As Halsch explained, the project was “narrowly constructed to include not-for-profit operating facilities; for-profit and public entities were not solicited. We vetted well over 100 potential properties and many fell out [as candidates for solar installation] because their rooftops or electrical systems were not adequate. The program did rebate a 50 percent portion of the earned developer fee on each installation and, in some cases, that paid for necessary upgrades.”

Halsch added that all nonprofits who participated received 50% of the developer’s fee, whether upgrades were needed or not; CAP Solar received the other 50%. These fees could be substantial, based upon the size of the installation. Generally, these would be in the $10,000 to $40,000 range. Another reason some entities were unable to participate is that the inclusion of the tax credits made the deals legally complex, These organizations could not engage in the depth of legal review that would have allowed them to feel comfortable with the agreements.

It would appear, based upon details gathered from the website and Mr. Halsch’s statements, that CAP Solar is indeed a very sound project model. Though the end result is similar to what these nonprofits might have arranged through a PPA with a commercial solar company – for example, SolarCity or SunEdison – there are several crucial differences:

  • the nonprofit gets paid to go solar via the 50% development fee, representing thousands to tens of thousands of dollars;
  • with CAP Solar, there is no escalator clause: in other words, the non-profits pay a fixed rate for their solar electricity, so there is no risk that they will lose money over the long term by going solar;
  • nonprofits more easily qualify for the PPA, which otherwise often requires more scrutiny into a nonprofit’s finances.
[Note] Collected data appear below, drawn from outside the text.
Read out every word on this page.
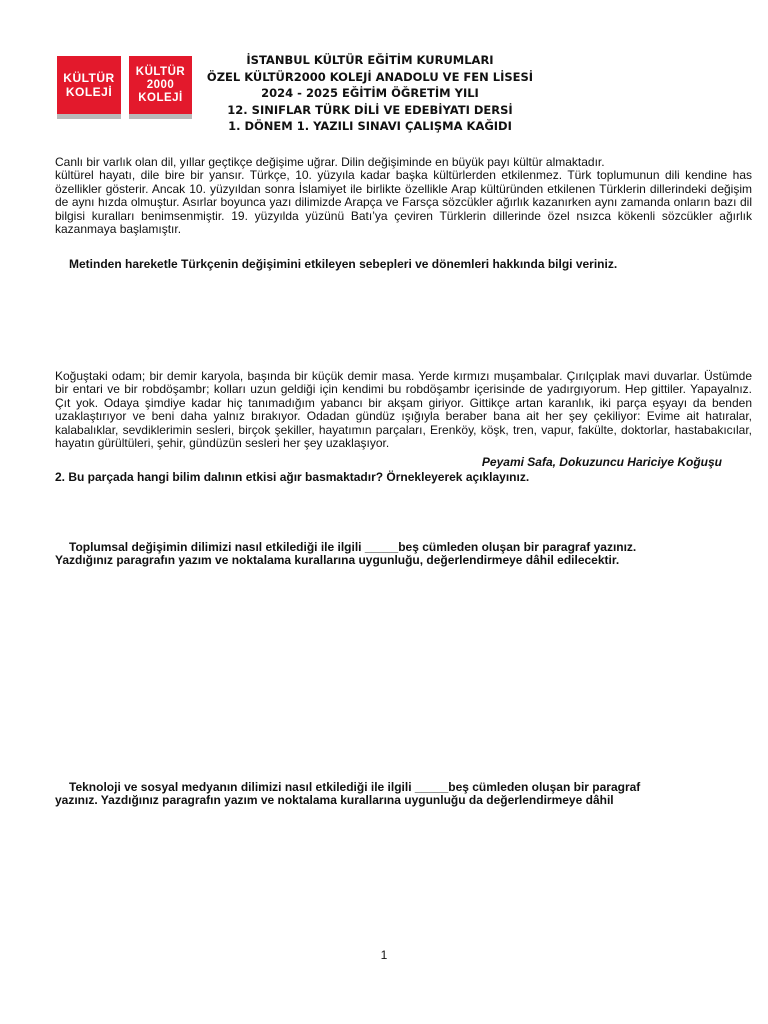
KÜLTÜR
KOLEJİ
KÜLTÜR
2000
KOLEJİ
İSTANBUL KÜLTÜR EĞİTİM KURUMLARI
ÖZEL KÜLTÜR2000 KOLEJİ ANADOLU VE FEN LİSESİ
2024 - 2025 EĞİTİM ÖĞRETİM YILI
12. SINIFLAR TÜRK DİLİ VE EDEBİYATI DERSİ
1. DÖNEM 1. YAZILI SINAVI ÇALIŞMA KAĞIDI
Canlı bir varlık olan dil, yıllar geçtikçe değişime uğrar. Dilin değişiminde en büyük payı kültür almaktadır.
kültürel hayatı, dile bire bir yansır. Türkçe, 10. yüzyıla kadar başka kültürlerden etkilenmez. Türk toplumunun dili kendine has özellikler gösterir. Ancak 10. yüzyıldan sonra İslamiyet ile birlikte özellikle Arap kültüründen etkilenen Türklerin dillerindeki değişim de aynı hızda olmuştur. Asırlar boyunca yazı dilimizde Arapça ve Farsça sözcükler ağırlık kazanırken aynı zamanda onların bazı dil bilgisi kuralları benimsenmiştir. 19. yüzyılda yüzünü Batı’ya çeviren Türklerin dillerinde özel nsızca kökenli sözcükler ağırlık kazanmaya başlamıştır.

Metinden hareketle Türkçenin değişimini etkileyen sebepleri ve dönemleri hakkında bilgi veriniz.

Koğuştaki odam; bir demir karyola, başında bir küçük demir masa. Yerde kırmızı muşambalar. Çırılçıplak mavi duvarlar. Üstümde bir entari ve bir robdöşambr; kolları uzun geldiği için kendimi bu robdöşambr içerisinde de yadırgıyorum. Hep gittiler. Yapayalnız. Çıt yok. Odaya şimdiye kadar hiç tanımadığım yabancı bir akşam giriyor. Gittikçe artan karanlık, iki parça eşyayı da benden uzaklaştırıyor ve beni daha yalnız bırakıyor. Odadan gündüz ışığıyla beraber bana ait her şey çekiliyor: Evime ait hatıralar, kalabalıklar, sevdiklerimin sesleri, birçok şekiller, hayatımın parçaları, Erenköy, köşk, tren, vapur, fakülte, doktorlar, hastabakıcılar, hayatın gürültüleri, şehir, gündüzün sesleri her şey uzaklaşıyor.

Peyami Safa, Dokuzuncu Hariciye Koğuşu

2. Bu parçada hangi bilim dalının etkisi ağır basmaktadır? Örnekleyerek açıklayınız.

Toplumsal değişimin dilimizi nasıl etkilediği ile ilgili _____beş cümleden oluşan bir paragraf yazınız.
Yazdığınız paragrafın yazım ve noktalama kurallarına uygunluğu, değerlendirmeye dâhil edilecektir.
Teknoloji ve sosyal medyanın dilimizi nasıl etkilediği ile ilgili _____beş cümleden oluşan bir paragraf
yazınız. Yazdığınız paragrafın yazım ve noktalama kurallarına uygunluğu da değerlendirmeye dâhil
1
Asked why IREC praised the “innovative” nature of the program, Halsch believes the reason is that CAP Solar, “as a community renewables project… was financed fully by the capital markets, with no government funding. Of course, there were layers of tax credits which made the deal work, and these are certainly government subsidies. Perhaps the unique part is that we were able to maximize these tax incentives, and layer them together in a way that cut the kilowatt-hour [charges] for the customer in half relative to the private utility, and to hold these rates for 15 years.” Halsch thinks GBCA’s partnership with Goldman Sachs’ Urban Development Group was key to the project’s success, as the group was “committed to the greatest possible benefit to the nonprofit end user.”

As the first phase of installations has met predicted energy goals, GBCA is planning to roll out the project again in New Jersey, and also to expand it to other states.

“We are looking at net metering states, where the business model will look a little different,” said Halsch. “Since the cost structure of PV installation is considerably lower than when we installed, we are also looking at models which the capital markets will embrace, without the New Market Tax Credit.”

According to the CAP Solar website, their solar development model is “easily replicable in most communities” where PPA’s are legal. Halsch praised IREC, calling the organization “a recognized thought leader.” He also indicated that he is now communicating with other entities within IREC’s network.

“There are so many smart community leaders who are figuring out solutions to energy challenges,” Halsch said. “IREC’s recognition opens up a dialogue which will ultimately accrue to CAP Solar benefiting many more than the organizations which [originally] benefited from CAP Solar I in New Jersey.”